How to modify Lomuto partition scheme?

Question

Lomuto partition is a simple partition algorithm used in quicksort. The Lomuto algorithm partitions subarray A[left] ... A[right] and assumes A[left] to be a pivot. How to modify this algorithm to partition A[left] ... A[right] using a given pivot P (which differs from A[left]) ?

Answer 1

Lomuto's partioning algorithm depends on the pivot being the leftmost element of the subarray being partitioned. It can also be modified to use the rightmost element of the pivot instead; for instance, see Chapter 7 of CLRS.

Using an arbitrary value for the pivot (say something not in the subarray) would screw things up in a quicksort implementation because there would be no guarantee that your partition made the problem any smaller. Say you had zero as the value you pivoted on but all N array entries were positive. Then your partition would give at zero-length array of elements <= 0 and an array of length N containing the elements >= 0 (which is all of them). You'd get an infinite loop trying to do quicksort in that case. Same if you were trying to find the median of the array using that modified form of Lomuto's partition. The partition depends critically on choosing an element from the array to pivot on. You'd basically lose the postcondition that an element (the pivot) would be fixed in place for good after the partition, which Lomuto's partition guarantees.

Lomuto's algorithm also depends critically on pivoting on an element that is either in the first or last position of the array being partitioned. If you pivot on an element not located at either the very front or very end of the array, the loop invariant that is the core of why Lomuto's partition works would would be a nightmare.

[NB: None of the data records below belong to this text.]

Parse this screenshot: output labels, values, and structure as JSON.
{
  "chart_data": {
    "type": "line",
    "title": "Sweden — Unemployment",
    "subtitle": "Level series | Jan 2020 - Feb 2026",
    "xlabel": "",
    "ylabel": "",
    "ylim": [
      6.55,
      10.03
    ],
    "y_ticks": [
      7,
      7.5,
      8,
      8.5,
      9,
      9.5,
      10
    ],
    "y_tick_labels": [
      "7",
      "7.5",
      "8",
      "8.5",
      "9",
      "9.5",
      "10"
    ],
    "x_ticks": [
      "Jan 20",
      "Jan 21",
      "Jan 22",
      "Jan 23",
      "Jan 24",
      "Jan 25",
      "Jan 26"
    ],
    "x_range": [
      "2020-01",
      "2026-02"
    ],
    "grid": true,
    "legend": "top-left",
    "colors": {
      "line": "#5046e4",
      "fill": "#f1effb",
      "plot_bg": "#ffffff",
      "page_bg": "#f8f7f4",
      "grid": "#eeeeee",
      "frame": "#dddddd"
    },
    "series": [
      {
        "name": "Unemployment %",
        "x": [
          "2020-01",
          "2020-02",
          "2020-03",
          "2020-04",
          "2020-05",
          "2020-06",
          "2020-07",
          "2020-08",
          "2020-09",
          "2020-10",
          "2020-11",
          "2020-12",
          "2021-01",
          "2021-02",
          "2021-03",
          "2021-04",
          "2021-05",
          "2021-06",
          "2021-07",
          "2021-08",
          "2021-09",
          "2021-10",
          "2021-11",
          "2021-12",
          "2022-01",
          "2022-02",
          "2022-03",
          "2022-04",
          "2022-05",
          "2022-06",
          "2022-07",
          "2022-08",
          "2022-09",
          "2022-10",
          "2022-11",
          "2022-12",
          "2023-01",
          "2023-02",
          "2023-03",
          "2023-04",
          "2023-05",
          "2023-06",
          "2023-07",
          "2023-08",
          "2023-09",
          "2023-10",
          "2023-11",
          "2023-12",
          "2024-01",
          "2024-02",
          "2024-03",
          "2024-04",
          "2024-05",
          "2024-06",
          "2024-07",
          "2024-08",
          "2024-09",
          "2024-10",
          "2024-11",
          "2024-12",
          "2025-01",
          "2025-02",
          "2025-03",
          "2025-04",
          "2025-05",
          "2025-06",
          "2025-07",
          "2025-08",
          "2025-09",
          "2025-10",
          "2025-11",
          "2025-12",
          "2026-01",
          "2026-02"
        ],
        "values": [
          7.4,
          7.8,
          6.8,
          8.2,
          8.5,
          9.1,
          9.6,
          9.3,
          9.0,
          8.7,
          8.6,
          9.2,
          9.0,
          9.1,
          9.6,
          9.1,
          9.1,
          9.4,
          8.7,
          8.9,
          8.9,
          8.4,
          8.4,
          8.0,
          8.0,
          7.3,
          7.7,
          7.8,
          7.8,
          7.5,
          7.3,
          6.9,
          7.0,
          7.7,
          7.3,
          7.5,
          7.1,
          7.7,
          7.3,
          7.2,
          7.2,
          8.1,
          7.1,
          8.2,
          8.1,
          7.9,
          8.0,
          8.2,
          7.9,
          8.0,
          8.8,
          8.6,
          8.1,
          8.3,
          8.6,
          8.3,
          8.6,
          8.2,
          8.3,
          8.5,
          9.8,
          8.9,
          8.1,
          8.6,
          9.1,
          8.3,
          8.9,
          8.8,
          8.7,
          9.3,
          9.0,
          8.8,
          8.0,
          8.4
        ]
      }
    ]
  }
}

You can pivot on a different element of the array by swapping it with the first (or last if you implement it that way) element as the first step. Check MIT's video lecture on Quicksort for course 6.046J where they go in depth discussing Lomuto's partitioning algorithm (though they just call it Partition) and a vanilla implementation of quicksort based on it, not to mention some great probability in discussing the expected runtime of a randomized form of quicksort:

http://www.youtube.com/watch?v=vK_q-C-kXhs

CLRS and Programming Pearls both have great sections on quicksort if perhaps you're stuck using an inferior book for an algorithms class or something.

Answer 2

depends on how you define P, is P an index or a particular element? if it is an index, then it is easy. you modify your two passes

...
i = left
j = right
while (a[i]<a[p]) i++
while (a[p]>a[j]) j--
if (i <= j)
    swap(a, i, j)
    qsort(a, left,i)
    qsort(a, j,right)
...

if P is not an index, but a particular value, then you would need to search for it first, and only then do the above with the resultant index. Because the array is not sorted yet, you can only search linearly. You could also come up with a more clever scheme (hashtable) for finding your pivot P, but I don't see why you would need to do such a thing.